If you want additional conditions, you can pass in a block, which is called with the Rodauth instance:

# config/routes.rb
Rails.application.routes.draw do
  # require multifactor authentication to be setup
  constraints Rodauth::Rails.authenticate { |rodauth| rodauth.uses_two_factor_authentication? } do
    # ...
  end
end

You can specify a different Rodauth configuration by passing the configuration name:

# config/routes.rb
Rails.application.routes.draw do
  constraints Rodauth::Rails.authenticate(:admin) do
    # ...
  end
end

If you need something more custom, you can always create the routing constraint manually:

# config/routes.rb
Rails.application.routes.draw do
  constraints -> (r) { !r.env["rodauth"].logged_in? } do # or env["rodauth.admin"]
    # routes when the user is not logged in
  end
end

Controller

Your Rodauth configuration is connected to a Rails controller (RodauthController by default), and it automatically executes any callbacks and rescue handlers defined on it (or the parent controller) around Rodauth endpoints.

class RodauthController < ApplicationController
  before_action :set_locale # executes before Rodauth endpoints
  rescue_from("MyApp::SomeError") { |exception| ... } # rescues around Rodauth endpoints
end

Calling controller methods

You can call any controller methods from your Rodauth configuration via rails_controller_eval:

# app/controllers/application_controller.rb
class ApplicationController < ActionController::Base
  private
  def setup_tracking(account_id)
    # ... some implementation ...
  end
end
# app/misc/rodauth_main.rb
class RodauthMain < Rodauth::Rails::Auth
  configure do
    after_create_account do
      rails_controller_eval { setup_tracking(account_id) }
    end
  end
end

Rails URL helpers

Inside Rodauth configuration and the route block you can access Rails route helpers through #rails_routes:

# app/misc/rodauth_main.rb
class RodauthMain < Rodauth::Rails::Auth
  configure do
    login_redirect { rails_routes.activity_path }
    change_password_redirect { rails_routes.profile_path }
    change_login_redirect { rails_routes.profile_path }
  end
end

Views

The templates built into Rodauth are useful when getting started, but soon you'll want to start editing the markup. You can run the following command to copy Rodauth templates into your Rails app:

$ rails generate rodauth:views # bootstrap views
# or
$ rails generate rodauth:views --css=tailwind # tailwind views (requires @tailwindcss/forms plugin)

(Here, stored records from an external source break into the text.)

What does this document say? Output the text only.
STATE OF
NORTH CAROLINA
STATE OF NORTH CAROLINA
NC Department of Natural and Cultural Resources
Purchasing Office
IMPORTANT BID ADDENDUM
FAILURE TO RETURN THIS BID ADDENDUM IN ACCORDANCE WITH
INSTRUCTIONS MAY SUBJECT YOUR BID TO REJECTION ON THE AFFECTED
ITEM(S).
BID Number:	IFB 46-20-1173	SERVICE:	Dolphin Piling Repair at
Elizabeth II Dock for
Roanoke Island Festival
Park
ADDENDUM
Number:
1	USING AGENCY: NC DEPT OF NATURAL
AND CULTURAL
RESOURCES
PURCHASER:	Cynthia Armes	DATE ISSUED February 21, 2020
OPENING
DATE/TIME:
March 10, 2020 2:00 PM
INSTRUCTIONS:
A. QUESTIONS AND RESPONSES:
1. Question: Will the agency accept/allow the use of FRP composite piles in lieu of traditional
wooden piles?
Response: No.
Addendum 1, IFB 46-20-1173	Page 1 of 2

This will generate views for Rodauth features you have currently enabled into the app/views/rodauth directory, provided that RodauthController is set for the main configuration.

You can pass a list of Rodauth features to the generator to create views for these features (this will not remove any existing views):

$ rails generate rodauth:views login create_account lockout otp

Or you can generate views for all features:

$ rails generate rodauth:views --all

Use --name to generate views for a different Rodauth configuration:

$ rails generate rodauth:views webauthn two_factor_base --name admin

Page titles

The generated configuration sets title_instance_variable to make page titles available in your views via @page_title instance variable, which you can then use in your layout:

# app/misc/rodauth_main.rb
class RodauthMain < Rodauth::Rails::Auth
  configure do
    title_instance_variable :@page_title
  end
end
<!-- app/views/layouts/application.html.erb -->
<!DOCTYPE html>
<html>
  <head>
    <title><%= @page_title || "Default title" %></title>
    <!-- ... -->
  </head>
  <!-- ... -->
</html>

Layout

To use different layouts for different Rodauth views, you can compare the request path in the layout method:

# app/controllers/rodauth_controller.rb
class RodauthController < ApplicationController
  layout :rodauth_layout

  private

  def rodauth_layout
    case request.path
    when rodauth.login_path,
         rodauth.create_account_path,
         rodauth.verify_account_path,
         rodauth.verify_account_resend_path,
         rodauth.reset_password_path,
         rodauth.reset_password_request_path
      "authentication"
    else
      "dashboard"
    end
  end
end

Turbo

Turbo has been disabled by default on all built-in and generated view templates, because some Rodauth actions (multi-phase login, adding recovery codes) aren't Turbo-compatible, as they return 200 responses on POST requests.

That being said, most of Rodauth is Turbo-compatible, so feel free to enable Turbo for actions where you want to use it.

Mailer

The install generator will create RodauthMailer with default email templates, and configure Rodauth features that send emails as part of the authentication flow to use it.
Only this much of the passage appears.